Elvis is resurrected in the most excessive, personal and funny 'biopic' possible

Does not exist genre more boring than the biopic. Films based on the biographies of well-known people tend to accumulate all the evils of an academic, stiff and risk-free cinema. Prefabricated works made by and to celebrate world stars with legions of fans who will pay admission to see how they have shaped the lives of their idols. Music stars could even have a subgenre of their own. They are almost always white hagiographies, which even repeat the same narrative arc: childhood, adolescence, achievement of the dream, honeys of success, fall into hell and final redemption. The hero's journey in celebrity version.

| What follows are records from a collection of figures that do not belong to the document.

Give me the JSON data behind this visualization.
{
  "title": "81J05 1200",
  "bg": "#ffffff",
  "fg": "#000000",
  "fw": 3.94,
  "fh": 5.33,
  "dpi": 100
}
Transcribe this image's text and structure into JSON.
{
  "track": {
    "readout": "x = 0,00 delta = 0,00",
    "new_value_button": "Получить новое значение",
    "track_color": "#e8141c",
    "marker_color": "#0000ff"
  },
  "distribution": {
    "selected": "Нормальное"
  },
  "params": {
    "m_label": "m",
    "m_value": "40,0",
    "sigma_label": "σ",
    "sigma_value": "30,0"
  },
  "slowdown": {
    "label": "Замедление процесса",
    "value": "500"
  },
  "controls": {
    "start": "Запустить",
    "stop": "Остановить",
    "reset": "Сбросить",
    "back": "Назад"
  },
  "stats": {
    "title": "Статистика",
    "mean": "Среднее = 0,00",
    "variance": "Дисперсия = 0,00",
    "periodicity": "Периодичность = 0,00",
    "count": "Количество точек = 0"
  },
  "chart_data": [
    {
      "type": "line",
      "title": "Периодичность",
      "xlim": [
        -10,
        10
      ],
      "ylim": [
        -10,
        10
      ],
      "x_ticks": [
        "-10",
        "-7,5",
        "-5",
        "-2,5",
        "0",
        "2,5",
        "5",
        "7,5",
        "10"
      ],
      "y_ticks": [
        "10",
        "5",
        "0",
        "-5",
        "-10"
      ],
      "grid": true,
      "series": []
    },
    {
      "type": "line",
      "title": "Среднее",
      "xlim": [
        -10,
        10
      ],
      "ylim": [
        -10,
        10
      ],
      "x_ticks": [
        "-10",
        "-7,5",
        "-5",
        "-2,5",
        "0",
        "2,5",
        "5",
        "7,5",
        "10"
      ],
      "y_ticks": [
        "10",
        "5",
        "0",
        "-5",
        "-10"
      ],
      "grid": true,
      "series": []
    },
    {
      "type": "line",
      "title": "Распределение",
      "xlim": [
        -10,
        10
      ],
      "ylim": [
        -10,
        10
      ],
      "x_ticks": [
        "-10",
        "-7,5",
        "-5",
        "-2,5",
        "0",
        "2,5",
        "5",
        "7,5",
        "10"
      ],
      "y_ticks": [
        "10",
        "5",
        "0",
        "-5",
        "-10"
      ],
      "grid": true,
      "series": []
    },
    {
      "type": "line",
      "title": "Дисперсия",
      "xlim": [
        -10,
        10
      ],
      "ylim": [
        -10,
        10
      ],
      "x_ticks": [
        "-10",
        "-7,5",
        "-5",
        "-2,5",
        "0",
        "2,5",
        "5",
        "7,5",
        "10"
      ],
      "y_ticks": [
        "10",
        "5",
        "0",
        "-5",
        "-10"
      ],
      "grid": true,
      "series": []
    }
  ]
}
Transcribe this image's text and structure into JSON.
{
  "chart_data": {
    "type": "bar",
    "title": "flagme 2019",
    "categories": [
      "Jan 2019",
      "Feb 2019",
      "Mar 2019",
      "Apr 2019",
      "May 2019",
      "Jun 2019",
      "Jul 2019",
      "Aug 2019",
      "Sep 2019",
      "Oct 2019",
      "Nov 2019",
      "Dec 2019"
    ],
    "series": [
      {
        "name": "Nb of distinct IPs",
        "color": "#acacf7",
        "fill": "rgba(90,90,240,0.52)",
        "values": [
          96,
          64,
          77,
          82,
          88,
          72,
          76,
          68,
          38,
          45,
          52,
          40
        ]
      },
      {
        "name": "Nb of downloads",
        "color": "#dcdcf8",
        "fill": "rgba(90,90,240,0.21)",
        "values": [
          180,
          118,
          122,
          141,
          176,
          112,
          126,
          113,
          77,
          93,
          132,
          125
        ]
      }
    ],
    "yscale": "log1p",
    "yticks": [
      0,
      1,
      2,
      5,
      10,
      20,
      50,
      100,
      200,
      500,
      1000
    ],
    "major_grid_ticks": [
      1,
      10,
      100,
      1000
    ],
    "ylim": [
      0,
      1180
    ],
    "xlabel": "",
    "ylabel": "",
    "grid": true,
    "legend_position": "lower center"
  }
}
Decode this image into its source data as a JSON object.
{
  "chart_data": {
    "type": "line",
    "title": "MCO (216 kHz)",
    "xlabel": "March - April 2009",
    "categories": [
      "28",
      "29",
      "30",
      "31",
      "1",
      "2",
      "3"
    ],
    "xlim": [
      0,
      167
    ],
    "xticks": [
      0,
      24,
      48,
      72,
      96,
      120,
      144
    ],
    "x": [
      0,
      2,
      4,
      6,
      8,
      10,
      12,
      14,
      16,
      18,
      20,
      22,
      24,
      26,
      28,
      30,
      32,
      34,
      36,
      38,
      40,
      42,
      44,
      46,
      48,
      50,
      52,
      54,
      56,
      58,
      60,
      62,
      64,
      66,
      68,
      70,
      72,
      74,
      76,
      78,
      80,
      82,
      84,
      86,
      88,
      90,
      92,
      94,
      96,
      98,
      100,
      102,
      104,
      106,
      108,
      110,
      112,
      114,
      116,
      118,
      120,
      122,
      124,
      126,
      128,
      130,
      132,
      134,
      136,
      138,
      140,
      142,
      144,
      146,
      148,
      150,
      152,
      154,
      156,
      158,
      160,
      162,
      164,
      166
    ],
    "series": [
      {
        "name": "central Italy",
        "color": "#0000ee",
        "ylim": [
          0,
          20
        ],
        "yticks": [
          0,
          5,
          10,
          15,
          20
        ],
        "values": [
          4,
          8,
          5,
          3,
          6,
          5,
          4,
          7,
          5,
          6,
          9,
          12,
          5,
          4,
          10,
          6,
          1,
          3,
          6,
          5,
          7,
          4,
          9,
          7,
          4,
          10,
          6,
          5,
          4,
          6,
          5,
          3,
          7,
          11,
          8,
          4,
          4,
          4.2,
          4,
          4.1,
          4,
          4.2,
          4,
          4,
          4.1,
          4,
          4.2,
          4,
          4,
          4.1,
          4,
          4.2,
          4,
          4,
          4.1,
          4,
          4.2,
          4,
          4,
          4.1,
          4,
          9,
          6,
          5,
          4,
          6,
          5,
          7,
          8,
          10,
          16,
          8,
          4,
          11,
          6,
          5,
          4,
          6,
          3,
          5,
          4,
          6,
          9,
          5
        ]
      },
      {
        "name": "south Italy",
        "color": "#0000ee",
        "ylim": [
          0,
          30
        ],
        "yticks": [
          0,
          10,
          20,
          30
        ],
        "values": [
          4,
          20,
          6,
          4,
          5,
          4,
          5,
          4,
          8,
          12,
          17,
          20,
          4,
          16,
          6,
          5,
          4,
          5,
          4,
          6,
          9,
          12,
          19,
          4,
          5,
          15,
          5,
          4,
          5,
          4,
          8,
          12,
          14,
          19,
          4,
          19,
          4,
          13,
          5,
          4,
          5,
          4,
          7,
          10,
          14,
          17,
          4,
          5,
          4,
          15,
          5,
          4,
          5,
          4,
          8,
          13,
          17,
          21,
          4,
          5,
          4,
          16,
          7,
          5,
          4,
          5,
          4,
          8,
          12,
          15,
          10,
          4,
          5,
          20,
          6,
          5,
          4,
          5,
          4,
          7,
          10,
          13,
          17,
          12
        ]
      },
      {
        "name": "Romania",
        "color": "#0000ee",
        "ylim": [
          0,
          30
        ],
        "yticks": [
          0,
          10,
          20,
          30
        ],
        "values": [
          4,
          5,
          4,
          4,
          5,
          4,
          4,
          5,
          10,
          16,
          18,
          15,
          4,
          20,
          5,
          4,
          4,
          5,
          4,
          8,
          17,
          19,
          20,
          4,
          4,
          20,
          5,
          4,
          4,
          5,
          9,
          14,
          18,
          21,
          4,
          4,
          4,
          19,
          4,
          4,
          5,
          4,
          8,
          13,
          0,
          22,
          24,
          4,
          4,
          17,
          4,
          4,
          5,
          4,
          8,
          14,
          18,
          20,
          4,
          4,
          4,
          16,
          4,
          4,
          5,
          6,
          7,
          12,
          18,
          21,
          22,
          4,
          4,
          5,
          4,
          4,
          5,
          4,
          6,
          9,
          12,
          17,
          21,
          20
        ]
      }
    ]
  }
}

the zenith of the nonsense of biopic he made it Bohemian Rhapsody, a film as poorly edited as it is morally questionable (Freddie Mercury turned idiotic when he succumbed to his homosexual desires). In it were all the evils of the current biopic. The whitening of the image against the real story. The drugs appeared almost on the rebound, justified and taken solely by Mercury, not by the rest of the group members (producers of the film and still alive and receiving benefits from the commercial hit). It also suffered from a type of interpretation that tends to be the focus of any film based on real life: a hard imitation, bordering on parody that, as soon as it does not fall into the hands of a great actor, ends up looking like a performance of Your face sounds to me. This is what happened to Rami Malek's Freddie Mercury, who seemed to lose his teeth in a gag worthy of Tuesday and Thirteen, when what ended up falling for him was an undeserved Oscar for best actor.
That's why a job like Elvis surprises. A film that tells the life of the most popular singer in the history of the United States and that not only does not fit the mold of the biopic, but also skips it to the bullfighter to bet on an excessive, free, schizophrenic and rabid style. Elvis is, above all, a work of an author, Baz Luhrmann. Whoever doesn't like Moulin Rouge or his Romeo and Juliet shouldn't even try it, because Luhrmann is wearing his pants off. In his head, Elvis's life is a carousel of colors, musical numbers, wild and crazy rhythm, time jumps and excessive characterizations. A film that drives me crazy at times, but that in others, and there are many, manages to be the best possible version to tell a story like that of The King.
Of course it is a whitewashed version, that drugs are still something almost taboo, and that the figure of Elvis is hardly questioned beyond showing his infidelities to his wife. But Luhrmann builds a story with which he wants to talk about something. Elvis is constructed as a metaphor for the state of the art. Part of the film is built on a dilemma: whether music should be political or harmless entertainment. Luhrmann gets wet, and makes it clear that all work is political, including his, and that if Hollywood agrees to bow down, kneel before the conservatives and the powerful, there will only be a reactionary discourse that the extreme right will take advantage of.
Elvis Presley made a star by being a white singer influenced by black music at a time when rights for the community were being fought in the streets. Luhrmann's biopic returns again and again to the same idea, and that is that perhaps he should have been more explicit, more committed. Of course, it exempts him from guilt. For this he blames his manager, Colonel Parker, a hypercharacterized Tom Hanks. It is he who always convinces him that it is better not to speak, better not to raise his voice, not to mean anything. That will haunt Elvis forever.
Luhrmann also talks about the current moment in cinema and builds an auteur blockbuster for theaters. At one point, when Elvis is at his lowest point, he manages to resurrect under the rusty and destroyed symbol of Hollywood. He makes a case for art that can move, rally the masses, and speak of something important without betraying oneself. It is a statement of intent. The director hadn't shot a movie in years, he could have bowed to the demands of the industry, and yet he has made a work so personal that it begins with the Warner Bros symbol written in rhinestones on an Elvis belt. Two frames are enough to recognize the director of him, and that is a lot in a film that could have been a prefabricated and innocuous biopic.
Luhrmann continues to show that he shoots musical scenes like no one else. The moment when Elvis breaks the rules in the segregated concert is exciting, pure electricity, just like that climax that is the Christmas concert. This is helped by Austin Butler's interpretation, less aware of imitating the singer and more of transmitting something similar to the sexual energy that Elvis gave off. A sexual energy that is also exploited in the film, which makes it clear that women and men felt orgasms when they saw him act and move his hips and legs in a society where any hint of eroticism was punished.
As always in his cinema, many moments border on the tacky or directly fall into kitsch. In fact, already the chosen point of view, that of the voiceover of the shellfish manager who sees his life go by in a daydream before dying, gives him carte blanche for many visual excesses that border on or fall into the ridiculous. But he always manages to come out afloat and move again. One thinks that it's a good thing that there are authors like Luhrmann and movies like Elvis, so aware that they're going to like it as much as they annoy it.